Los conductos de aire están presentes en todos los edificios modernos y redes subterráneas, pero son difíciles de acceder para su inspección debido a sus reducidas dimensiones y su incapacidad para soportar el peso humano, impidiendo realizar intervenciones esenciales para mantener la calidad del aire, la calefacción y el aire acondicionado.
Los pequeños drones cuadricópteros ofrecen una posible solución. Pueden navegar tanto por secciones horizontales como verticales, pero generan corrientes de aire que recirculan dentro del conducto y desestabilizan el dron. Esto genera importantes turbulencias en un entorno con poco margen de error.
El equipo dirigido por el investigador sénior Jean-Baptiste Mouret y el estudiante de doctorado Thomas Martin del proyecto HUCEBOT primero investigó cómo circula el aire según la posición del dron en el conducto.

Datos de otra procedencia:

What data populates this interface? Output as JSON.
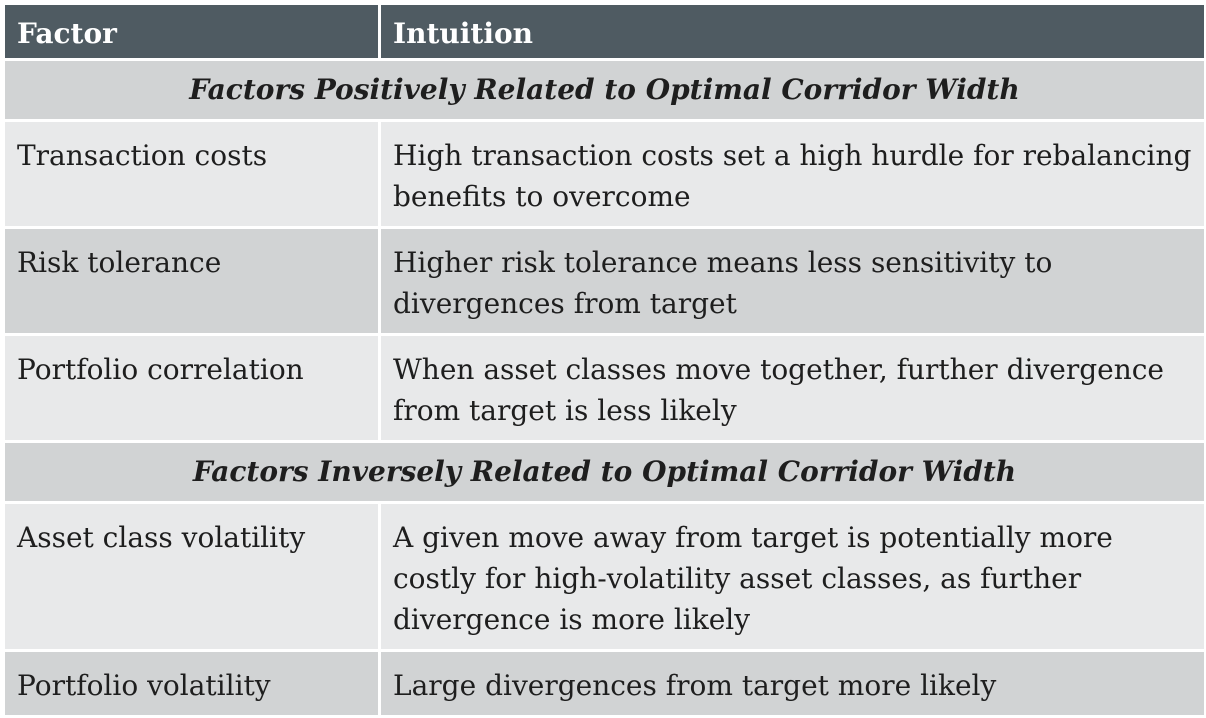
{
  "table": {
    "headers": [
      "Factor",
      "Intuition"
    ],
    "colors": {
      "header_bg": "#4f5b62",
      "header_text": "#ffffff",
      "row_dark": "#d1d3d4",
      "row_light": "#e8e9ea",
      "text": "#1e1e1e"
    },
    "sections": [
      {
        "title": "Factors Positively Related to Optimal Corridor Width",
        "rows": [
          {
            "factor": "Transaction costs",
            "intuition": "High transaction costs set a high hurdle for rebalancing benefits to overcome"
          },
          {
            "factor": "Risk tolerance",
            "intuition": "Higher risk tolerance means less sensitivity to divergences from target"
          },
          {
            "factor": "Portfolio correlation",
            "intuition": "When asset classes move together, further divergence from target is less likely"
          }
        ]
      },
      {
        "title": "Factors Inversely Related to Optimal Corridor Width",
        "rows": [
          {
            "factor": "Asset class volatility",
            "intuition": "A given move away from target is potentially more costly for high-volatility asset classes, as further divergence is more likely"
          },
          {
            "factor": "Portfolio volatility",
            "intuition": "Large divergences from target more likely"
          }
        ]
      }
    ]
  }
}
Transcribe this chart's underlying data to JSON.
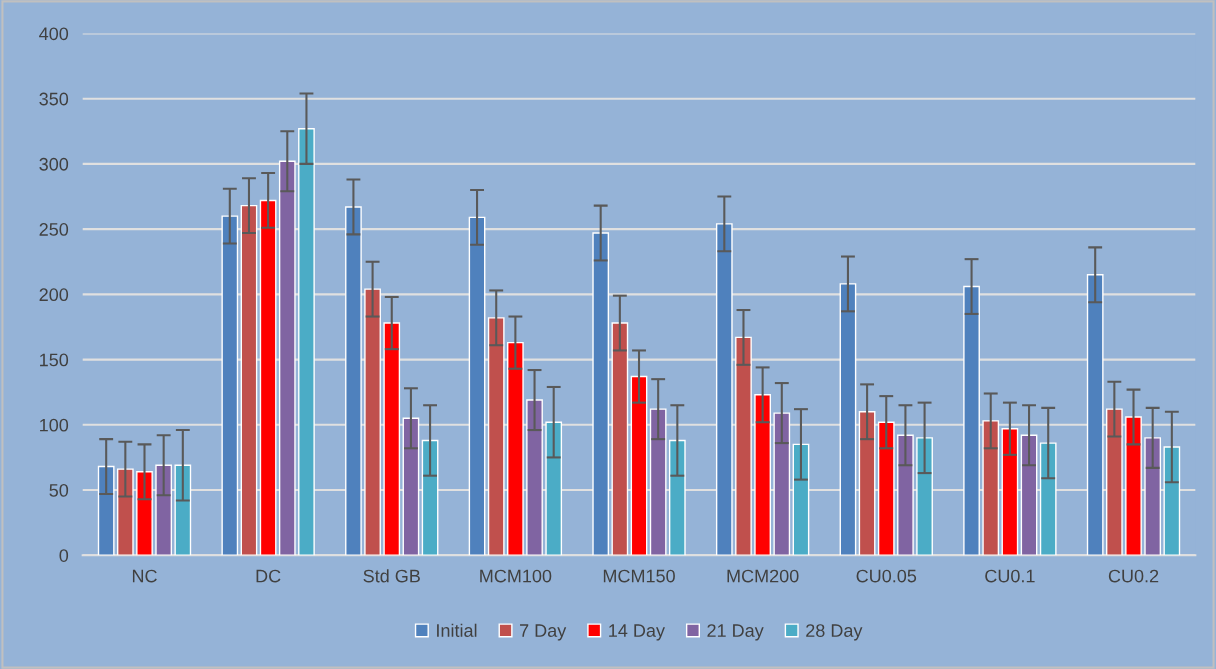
{
  "chart_data": {
    "type": "bar",
    "categories": [
      "NC",
      "DC",
      "Std GB",
      "MCM100",
      "MCM150",
      "MCM200",
      "CU0.05",
      "CU0.1",
      "CU0.2"
    ],
    "series": [
      {
        "name": "Initial",
        "color": "#4f81bd",
        "values": [
          68,
          260,
          267,
          259,
          247,
          254,
          208,
          206,
          215
        ],
        "errors": [
          21,
          21,
          21,
          21,
          21,
          21,
          21,
          21,
          21
        ]
      },
      {
        "name": "7 Day",
        "color": "#c0504d",
        "values": [
          66,
          268,
          204,
          182,
          178,
          167,
          110,
          103,
          112
        ],
        "errors": [
          21,
          21,
          21,
          21,
          21,
          21,
          21,
          21,
          21
        ]
      },
      {
        "name": "14 Day",
        "color": "#ff0000",
        "values": [
          64,
          272,
          178,
          163,
          137,
          123,
          102,
          97,
          106
        ],
        "errors": [
          21,
          21,
          20,
          20,
          20,
          21,
          20,
          20,
          21
        ]
      },
      {
        "name": "21 Day",
        "color": "#8064a2",
        "values": [
          69,
          302,
          105,
          119,
          112,
          109,
          92,
          92,
          90
        ],
        "errors": [
          23,
          23,
          23,
          23,
          23,
          23,
          23,
          23,
          23
        ]
      },
      {
        "name": "28 Day",
        "color": "#4bacc6",
        "values": [
          69,
          327,
          88,
          102,
          88,
          85,
          90,
          86,
          83
        ],
        "errors": [
          27,
          27,
          27,
          27,
          27,
          27,
          27,
          27,
          27
        ]
      }
    ],
    "ylim": [
      0,
      400
    ],
    "yticks": [
      0,
      50,
      100,
      150,
      200,
      250,
      300,
      350,
      400
    ],
    "grid": "y",
    "legend": "bottom"
  }
}
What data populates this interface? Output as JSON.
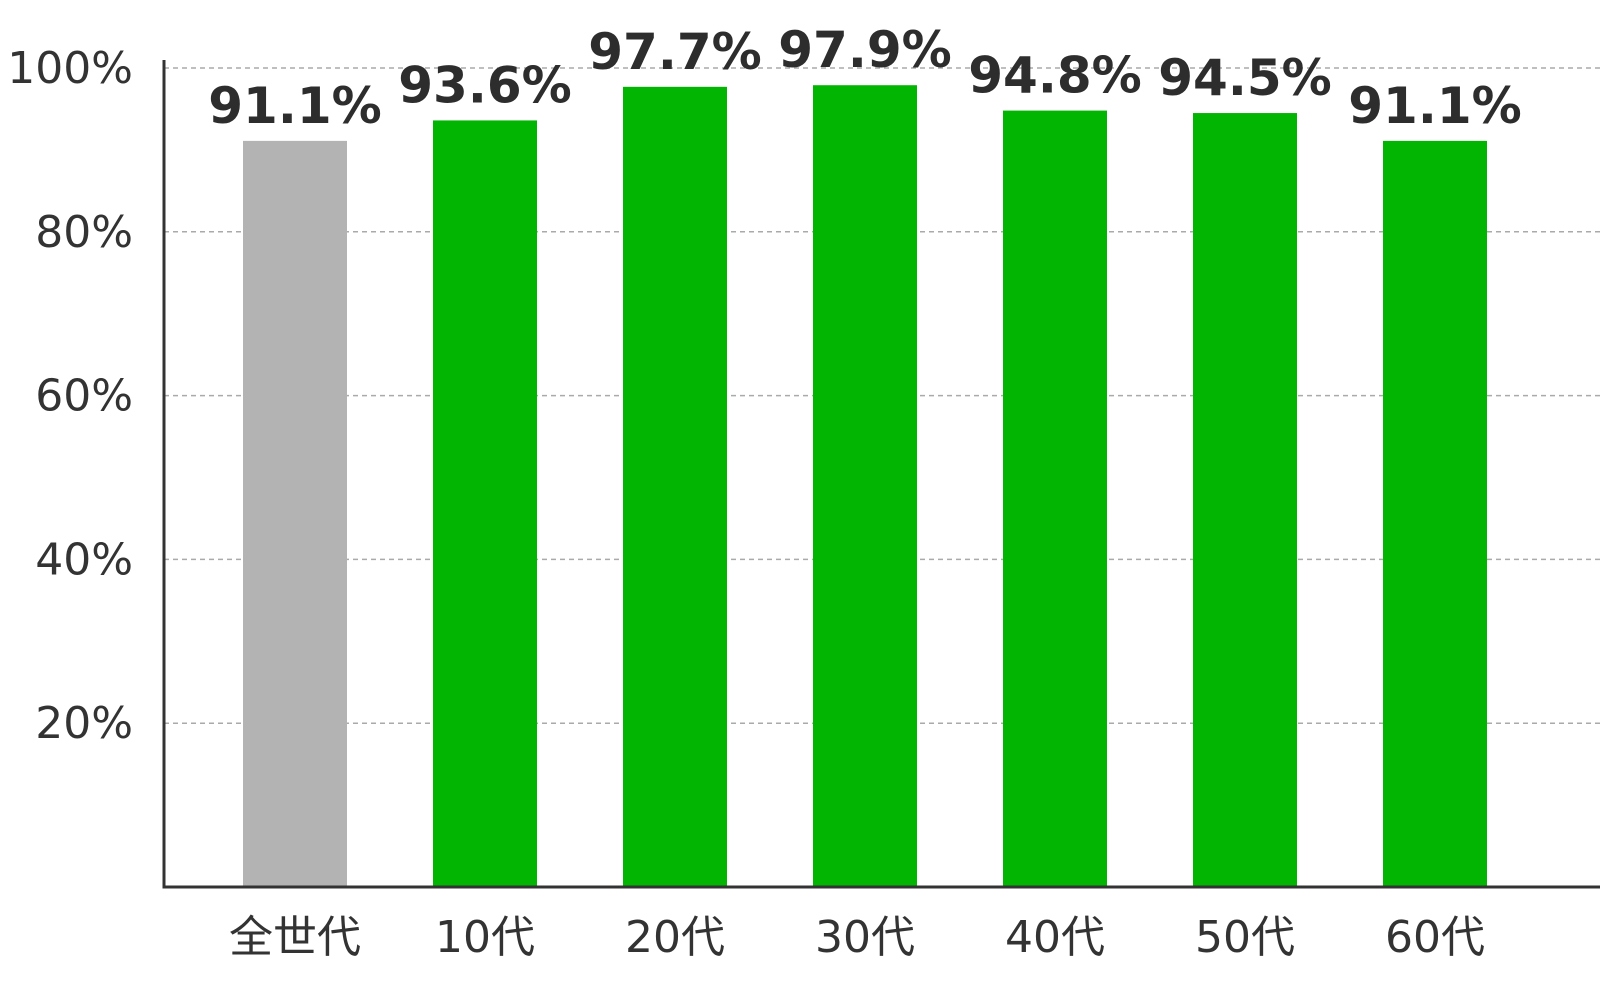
{
  "chart_data": {
    "type": "bar",
    "categories": [
      "全世代",
      "10代",
      "20代",
      "30代",
      "40代",
      "50代",
      "60代"
    ],
    "values": [
      91.1,
      93.6,
      97.7,
      97.9,
      94.8,
      94.5,
      91.1
    ],
    "data_labels": [
      "91.1%",
      "93.6%",
      "97.7%",
      "97.9%",
      "94.8%",
      "94.5%",
      "91.1%"
    ],
    "bar_colors": [
      "#b3b3b3",
      "#03b503",
      "#03b503",
      "#03b503",
      "#03b503",
      "#03b503",
      "#03b503"
    ],
    "y_ticks": [
      {
        "value": 20,
        "label": "20%"
      },
      {
        "value": 40,
        "label": "40%"
      },
      {
        "value": 60,
        "label": "60%"
      },
      {
        "value": 80,
        "label": "80%"
      },
      {
        "value": 100,
        "label": "100%"
      }
    ],
    "ylim": [
      0,
      100
    ],
    "grid": true,
    "title": "",
    "xlabel": "",
    "ylabel": "",
    "colors": {
      "axis": "#333333",
      "grid": "#aaaaaa",
      "text": "#333333",
      "label": "#2d2d2d"
    }
  }
}
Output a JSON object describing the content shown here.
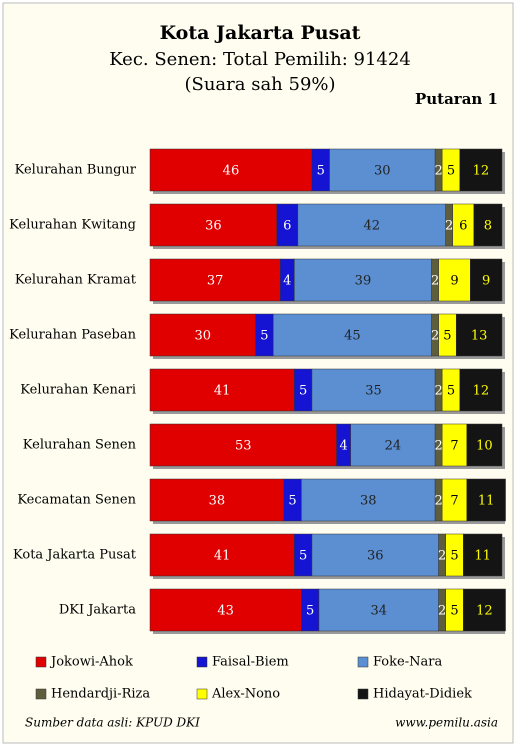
{
  "chart_data": {
    "type": "stacked-bar-horizontal",
    "title": "Kota Jakarta Pusat",
    "subtitle": "Kec. Senen: Total Pemilih: 91424",
    "note": "(Suara sah 59%)",
    "round_label": "Putaran 1",
    "source": "Sumber data asli: KPUD DKI",
    "website": "www.pemilu.asia",
    "categories": [
      "Kelurahan Bungur",
      "Kelurahan Kwitang",
      "Kelurahan Kramat",
      "Kelurahan Paseban",
      "Kelurahan Kenari",
      "Kelurahan Senen",
      "Kecamatan Senen",
      "Kota Jakarta Pusat",
      "DKI Jakarta"
    ],
    "xlim": [
      0,
      100
    ],
    "series": [
      {
        "name": "Jokowi-Ahok",
        "color": "#e00000",
        "values": [
          46,
          36,
          37,
          30,
          41,
          53,
          38,
          41,
          43
        ]
      },
      {
        "name": "Faisal-Biem",
        "color": "#1414d2",
        "values": [
          5,
          6,
          4,
          5,
          5,
          4,
          5,
          5,
          5
        ]
      },
      {
        "name": "Foke-Nara",
        "color": "#5b8fd2",
        "values": [
          30,
          42,
          39,
          45,
          35,
          24,
          38,
          36,
          34
        ]
      },
      {
        "name": "Hendardji-Riza",
        "color": "#5e5e3c",
        "values": [
          2,
          2,
          2,
          2,
          2,
          2,
          2,
          2,
          2
        ]
      },
      {
        "name": "Alex-Nono",
        "color": "#ffff00",
        "values": [
          5,
          6,
          9,
          5,
          5,
          7,
          7,
          5,
          5
        ]
      },
      {
        "name": "Hidayat-Didiek",
        "color": "#141414",
        "values": [
          12,
          8,
          9,
          13,
          12,
          10,
          11,
          11,
          12
        ]
      }
    ]
  }
}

Utilizaron un brazo robótico y un sensor de fuerza/par para medir las fuerzas en cientos de posiciones.
Este primer "mapa" de fuerzas muestra un patrón aerodinámico complejo y permite identificar las zonas "inseguras" de los conductos circulares, donde la recirculación del aire empuja al dron hacia las paredes, y una posición más segura donde las fuerzas de recirculación se compensan mutuamente.
Para mantener su posición en el punto recomendado, el dron necesita conocer su posición actual en un entorno generalmente oscuro y sin señales visuales. El equipo combinó pequeños láseres e inteligencia artificial mediante una red neuronal entrenada con datos de captura de movimiento para permitir que el pequeño dron se mantuviera en la posición con mínimas turbulencias.
Esta innovación le permite volar de forma más segura y estable en condiciones que antes eran imposibles para dispositivos no tripulados. Abre nuevas y prometedoras áreas de aplicación para los drones en la inspección industrial y la seguridad pública.
El siguiente paso es desarrollar un prototipo más orientado a la aplicación con cargas útiles específicas, como cámaras, cámaras térmicas o sensores de gas, que permitirían realizar inspecciones detalladas de la infraestructura sin riesgo humano.
Este estudio representa una colaboración a gran escala entre múltiples instituciones francesas. Incluye el CNRS, la Universidad de Lorena, la Universidad de Aix-Marsella e Inria, y fue publicado en la revista npj Robotics.